I have three different dsp's I'd like to integrate with. PS8-50, P Six and Minidsp 8x12 DL. 

How do I accomplish this? Each dsp has an optical in. Can I use this DAP output for each of my dsp's?

Thanks


----------



## DaveG (Jul 24, 2019)

You need a Topping D10s. It'll take your usb audio and output it to toslink (spdif & co ax) or rca,


----------



## Mooster1223 (Aug 3, 2020)

DaveG said:


> You need a Topping D10s. It'll take your usb audio and output it to toslink (spdif & co ax) or rca,


This?









TOPPING D10s DAC Mini USB DAC XMOS XU208 ES9038Q2M DSD256 PCM 384kHz Hi-Res Audio Desktop Audio Decoder (Silver): Amazon.com: Industrial & Scientific


TOPPING D10s DAC Mini USB DAC XMOS XU208 ES9038Q2M DSD256 PCM 384kHz Hi-Res Audio Desktop Audio Decoder (Silver): Amazon.com: Industrial & Scientific



www.amazon.com


----------



## DaveG (Jul 24, 2019)

Yep. And you’ll need to power the d10 either with a usb hub or a camera kit.


----------



## Mooster1223 (Aug 3, 2020)

Thanks Dave!


----------



## DiamondFanatic (Dec 26, 2007)

Depending on what processor you’re using you have to be careful it will accept the signal (bit one for example will lock up over 24/48khz). You can also do “line out” mode and analog input into the DSP.

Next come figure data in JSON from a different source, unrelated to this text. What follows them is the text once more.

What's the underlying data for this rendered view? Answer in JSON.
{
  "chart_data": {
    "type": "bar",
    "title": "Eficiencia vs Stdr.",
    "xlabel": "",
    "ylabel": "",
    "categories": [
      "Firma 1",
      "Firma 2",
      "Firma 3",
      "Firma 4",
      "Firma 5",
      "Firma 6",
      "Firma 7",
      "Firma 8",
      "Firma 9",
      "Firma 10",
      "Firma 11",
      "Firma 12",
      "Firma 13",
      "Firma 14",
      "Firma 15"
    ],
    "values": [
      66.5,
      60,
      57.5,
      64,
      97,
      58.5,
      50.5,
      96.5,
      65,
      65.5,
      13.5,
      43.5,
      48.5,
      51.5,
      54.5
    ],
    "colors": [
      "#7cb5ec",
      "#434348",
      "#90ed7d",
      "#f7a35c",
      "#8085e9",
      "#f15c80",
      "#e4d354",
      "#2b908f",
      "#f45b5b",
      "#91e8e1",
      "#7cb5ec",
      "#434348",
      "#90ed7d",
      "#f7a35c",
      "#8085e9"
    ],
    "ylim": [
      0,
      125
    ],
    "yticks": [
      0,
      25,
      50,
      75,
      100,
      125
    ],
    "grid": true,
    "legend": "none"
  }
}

I have a D10S I’m going to put in mine to play around with


----------



## Mooster1223 (Aug 3, 2020)

DiamondFanatic said:


> Depending on what processor you’re using you have to be careful it will accept the signal (bit one for example will lock up over 24/48khz). You can also do “line out” mode and analog input into the DSP.
> 
> I have a D10S I’m going to put in mine to play around with


Thanks for the heads up! I ended up ordering a Hiby R6 2020. Based on the info I've read, I can set the output resolution so this shouldn't be an issue (as long as I remember to set it correctly).


----------



## MrForgetful (Jan 29, 2021)

Am I reading correctly, in that the D10 needs to connect to a PC/Mac? Or will it just connect to any USB DAP and be used as a USB to Optical converter then straight to DSP for DAC duties?

I'm interested in this to use for a Helix dsp.3


----------